In this updated edition, the table compares Connecticut to its two big neighbors, New York and Massachusetts, and to the entire nation. In addition, the table is reorganized into sections covering demographics, the economy, taxation and factors important to businesses in choosing operating locations. These are the most important dimensions to measure the vitality of a state.

Demographics: The populations of Connecticut and New York are barely growing. While Connecticut enjoyed a short burst of net in-migration – mainly from New York driven by the pandemic, that appears to have reversed in data from CT Data (which does not appear in the table, because there is no such data for the comparison states). The decline is confirmed by the fall in Connecticut’s U-Haul ranking (ratio of incoming vs outgoing moving vans). Massachusetts seems an anomaly likely based upon college students coming and going.

Economy: Connecticut’s economy is small and barely growing, and the labor force is shrinking.

Taxation: Relative to neighbors, Connecticut is a haven for high income individual taxpayers, about equivalent insofar as sales tax is concerned and an onerous place to own a home.

Business (Re)location:  On business location decisions, Connecticut is uncompetitive, even regionally. Electricity costs are twice the national average, and the highest in the region. Traffic congestion is awful in the entire Western (populous) half of the state. The corporate tax rate (at least for large companies) is high, with the never-ending extension of the 10% surcharge.

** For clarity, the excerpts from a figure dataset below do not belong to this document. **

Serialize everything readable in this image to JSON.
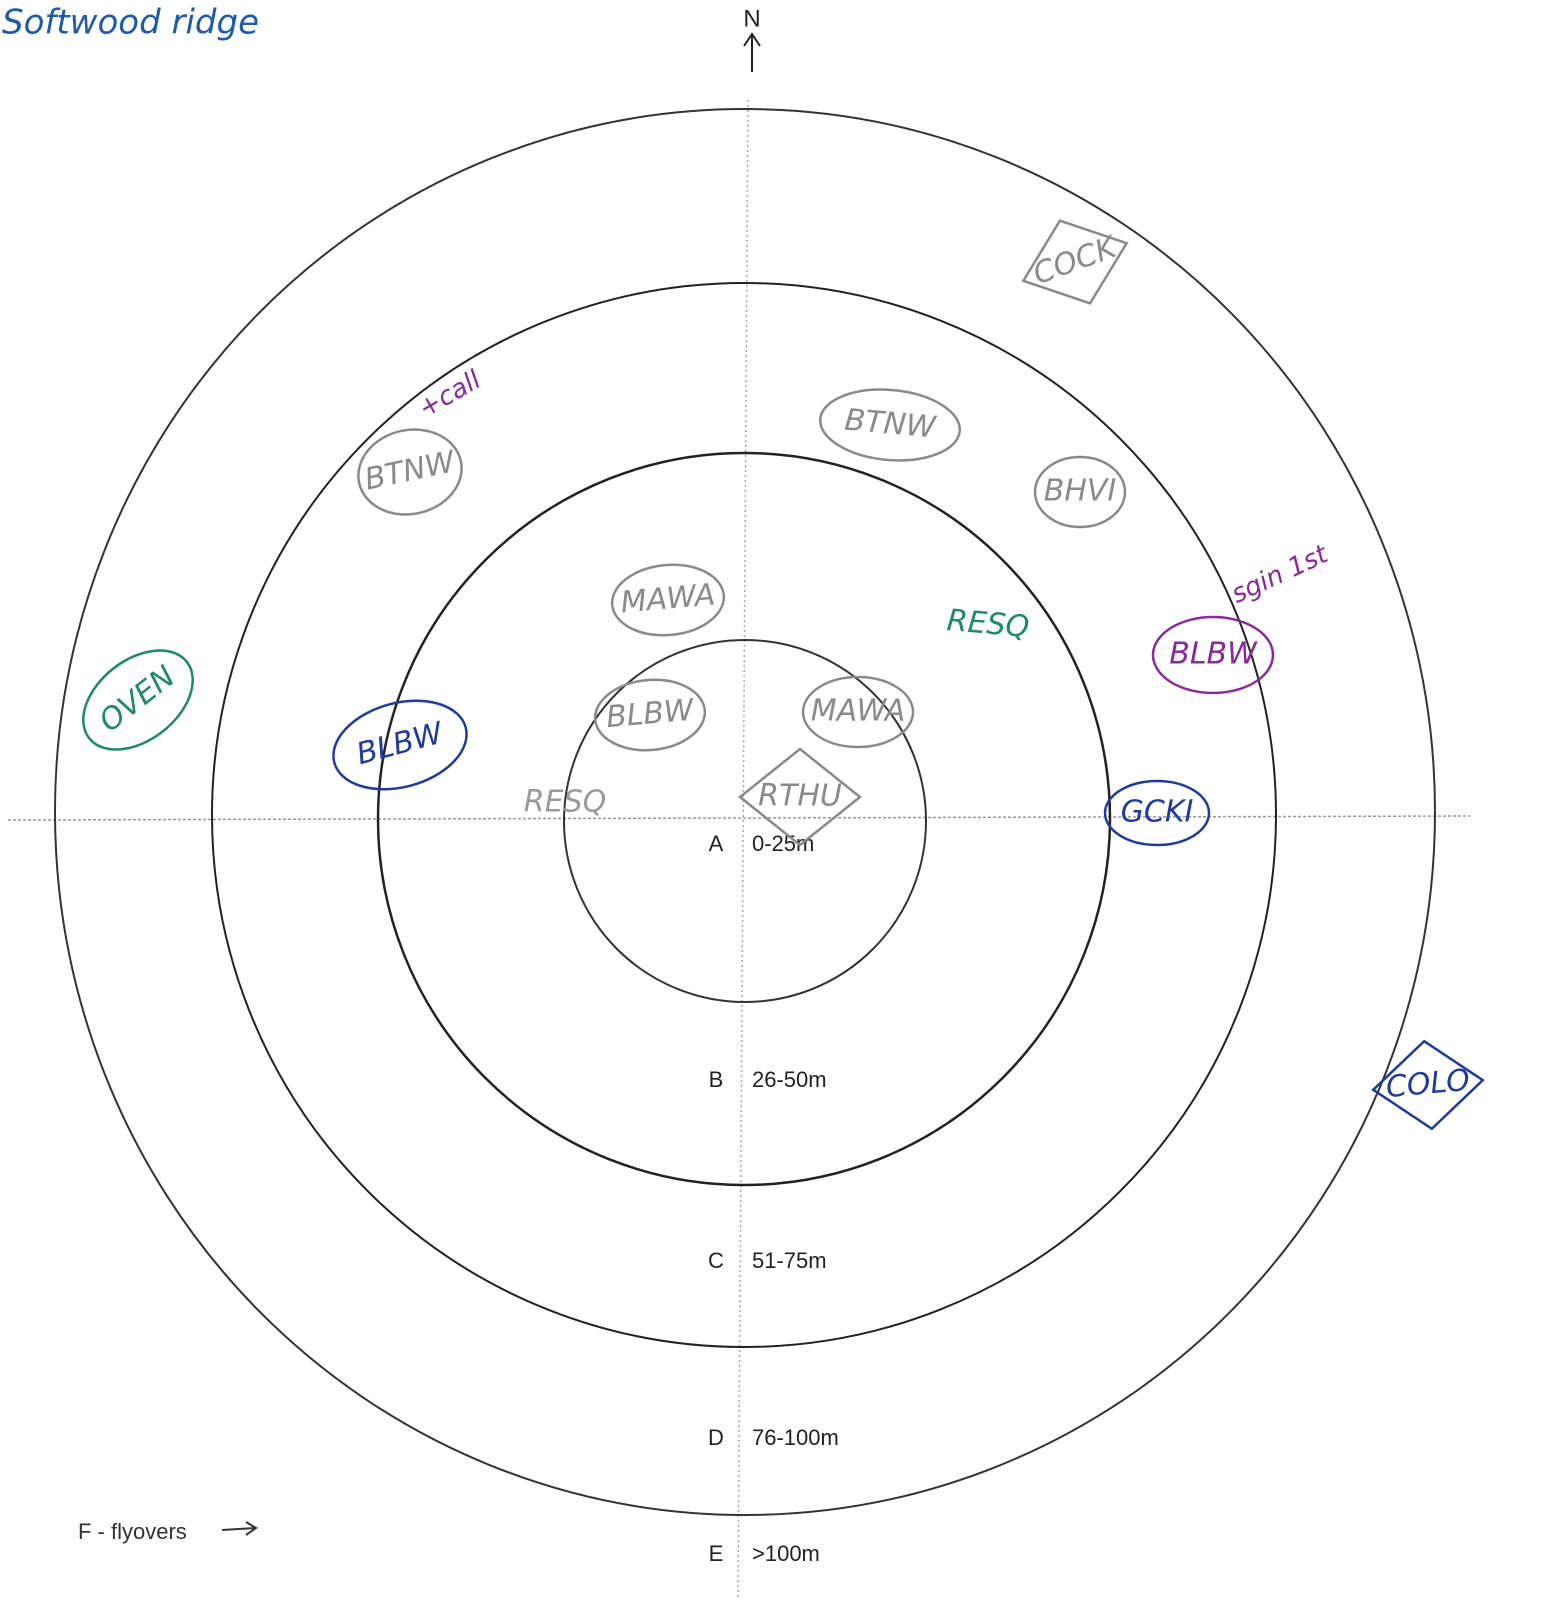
{
  "header": {
    "title": "Softwood ridge"
  },
  "compass": {
    "label": "N"
  },
  "rings": [
    {
      "letter": "A",
      "range": "0-25m"
    },
    {
      "letter": "B",
      "range": "26-50m"
    },
    {
      "letter": "C",
      "range": "51-75m"
    },
    {
      "letter": "D",
      "range": "76-100m"
    },
    {
      "letter": "E",
      "range": ">100m"
    }
  ],
  "flyovers": {
    "label": "F - flyovers"
  },
  "birds": [
    {
      "label": "COCK",
      "color": "#8a8a8a"
    },
    {
      "label": "BTNW",
      "color": "#8a8a8a"
    },
    {
      "label": "BTNW",
      "color": "#8a8a8a"
    },
    {
      "label": "BHVI",
      "color": "#8a8a8a"
    },
    {
      "label": "MAWA",
      "color": "#8a8a8a"
    },
    {
      "label": "MAWA",
      "color": "#8a8a8a"
    },
    {
      "label": "RESQ",
      "color": "#1f8a66"
    },
    {
      "label": "RESQ",
      "color": "#9a9a9a"
    },
    {
      "label": "BLBW",
      "color": "#8a2a9a"
    },
    {
      "label": "BLBW",
      "color": "#1f3c9a"
    },
    {
      "label": "BLBW",
      "color": "#8a8a8a"
    },
    {
      "label": "OVEN",
      "color": "#1f8a66"
    },
    {
      "label": "GCKI",
      "color": "#1f3c9a"
    },
    {
      "label": "RTHU",
      "color": "#8a8a8a"
    },
    {
      "label": "COLO",
      "color": "#1f3c9a"
    }
  ],
  "annotations": [
    {
      "text": "+call",
      "color": "#8a2a9a"
    },
    {
      "text": "sgin 1st",
      "color": "#8a2a9a"
    }
  ]
}
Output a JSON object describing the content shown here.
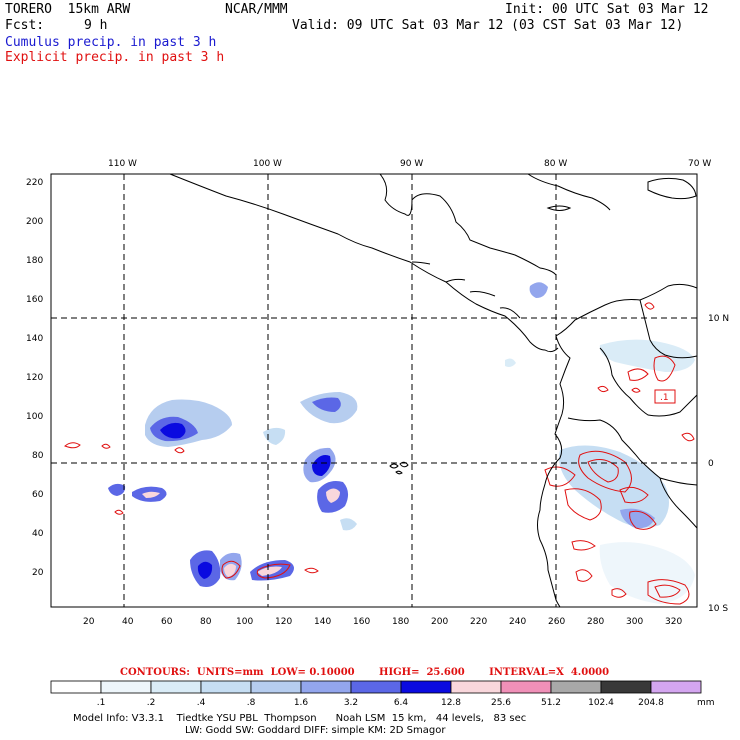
{
  "header": {
    "model": "TORERO  15km ARW",
    "center": "NCAR/MMM",
    "init": "Init: 00 UTC Sat 03 Mar 12",
    "fcst_label": "Fcst:",
    "fcst_value": "9 h",
    "valid": "Valid: 09 UTC Sat 03 Mar 12 (03 CST Sat 03 Mar 12)",
    "field1": "Cumulus precip. in past 3 h",
    "field2": "Explicit precip. in past 3 h"
  },
  "colors": {
    "field1": "#1a1ad0",
    "field2": "#e01010",
    "coast": "#000000",
    "grid": "#000000"
  },
  "map": {
    "lon_labels": [
      "110 W",
      "100 W",
      "90 W",
      "80 W",
      "70 W"
    ],
    "lat_labels": [
      "10 N",
      "0",
      "10 S"
    ],
    "y_ticks": [
      "220",
      "200",
      "180",
      "160",
      "140",
      "120",
      "100",
      "80",
      "60",
      "40",
      "20"
    ],
    "x_ticks": [
      "20",
      "40",
      "60",
      "80",
      "100",
      "120",
      "140",
      "160",
      "180",
      "200",
      "220",
      "240",
      "260",
      "280",
      "300",
      "320"
    ],
    "box_label": ".1"
  },
  "contours_line": "CONTOURS:  UNITS=mm  LOW= 0.10000       HIGH=  25.600       INTERVAL=X  4.0000",
  "legend": {
    "labels": [
      ".1",
      ".2",
      ".4",
      ".8",
      "1.6",
      "3.2",
      "6.4",
      "12.8",
      "25.6",
      "51.2",
      "102.4",
      "204.8"
    ],
    "unit": "mm",
    "colors": [
      "#ffffff",
      "#eef6fb",
      "#daecf7",
      "#c6def3",
      "#b6cdef",
      "#93a6ed",
      "#5b67e6",
      "#0a0ae0",
      "#f9d7dc",
      "#f090b8",
      "#a8a8a8",
      "#383838",
      "#d4a6f0"
    ]
  },
  "footer": {
    "line1": "Model Info: V3.3.1    Tiedtke YSU PBL  Thompson      Noah LSM  15 km,   44 levels,   83 sec",
    "line2": "LW: Godd SW: Goddard DIFF: simple KM: 2D Smagor"
  }
}
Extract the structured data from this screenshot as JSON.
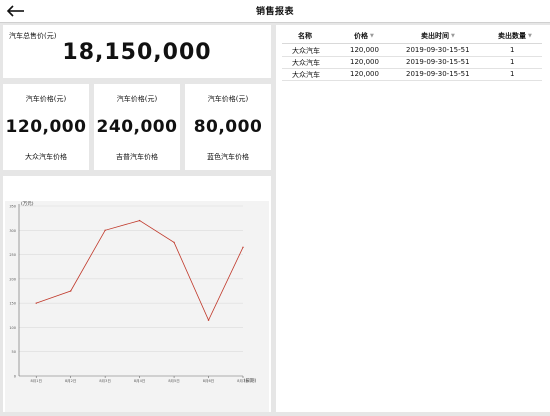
{
  "header": {
    "title": "销售报表",
    "back_icon": "arrow-left-icon"
  },
  "summary": {
    "total_label": "汽车总售价(元)",
    "total_value": "18,150,000"
  },
  "price_cards": [
    {
      "label": "汽车价格(元)",
      "value": "120,000",
      "name": "大众汽车价格"
    },
    {
      "label": "汽车价格(元)",
      "value": "240,000",
      "name": "吉普汽车价格"
    },
    {
      "label": "汽车价格(元)",
      "value": "80,000",
      "name": "蓝色汽车价格"
    }
  ],
  "table": {
    "columns": [
      "名称",
      "价格",
      "卖出时间",
      "卖出数量"
    ],
    "rows": [
      [
        "大众汽车",
        "120,000",
        "2019-09-30-15-51",
        "1"
      ],
      [
        "大众汽车",
        "120,000",
        "2019-09-30-15-51",
        "1"
      ],
      [
        "大众汽车",
        "120,000",
        "2019-09-30-15-51",
        "1"
      ]
    ]
  },
  "chart_data": {
    "type": "line",
    "ylabel": "(万元)",
    "xlabel": "(日期)",
    "categories": [
      "8月1日",
      "8月2日",
      "8月3日",
      "8月4日",
      "8月5日",
      "8月6日",
      "8月7日"
    ],
    "values": [
      150,
      175,
      300,
      320,
      275,
      115,
      265
    ],
    "ylim": [
      0,
      350
    ],
    "yticks": [
      0,
      50,
      100,
      150,
      200,
      250,
      300,
      350
    ],
    "grid": true,
    "line_color": "#c0392b",
    "plot_bg": "#f3f3f3"
  }
}
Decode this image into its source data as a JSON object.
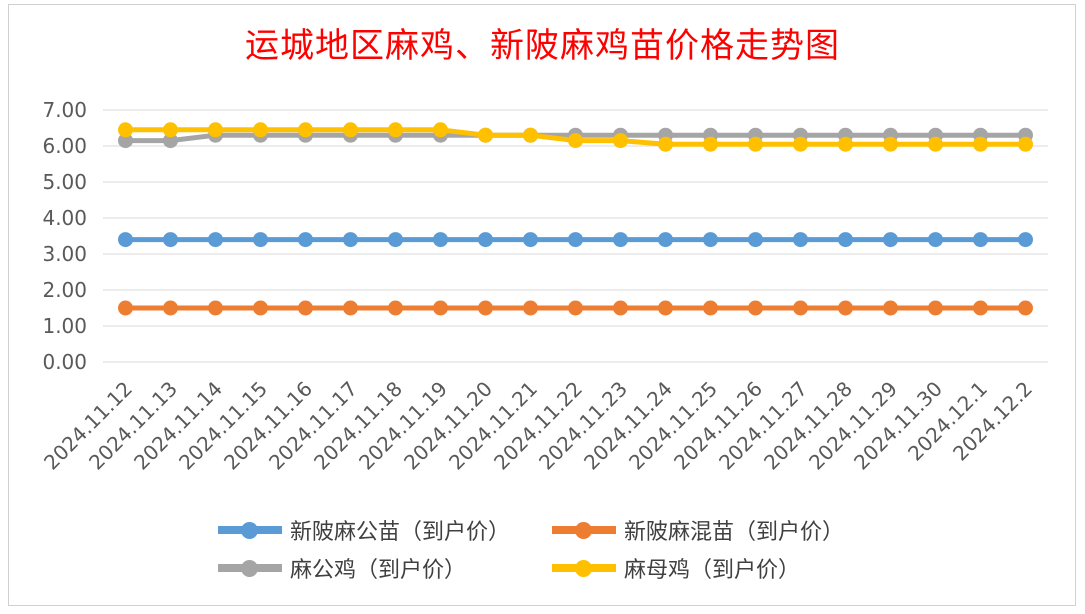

Though progress has been made on unfunded obligations, courtesy of massive federal COVID assistance and a long boom in the stock market, the state employee pension fund remains among the lowest funded in the nation; and that is not to mention a roughly equal dollar amount of retiree health care benefits which are almost entirely unfunded. As is well known, business and individual taxpayers do not want to be liable for the almost inevitable tax increase that will eventually be required to meet these obligations. Legendary business investor Warren Buffet has said that he would not invest in a state with large unfunded public pension obligations. A future reprise of this column will include numbers about the state budget, including the various forms of health care spending which claim an above average share of spending.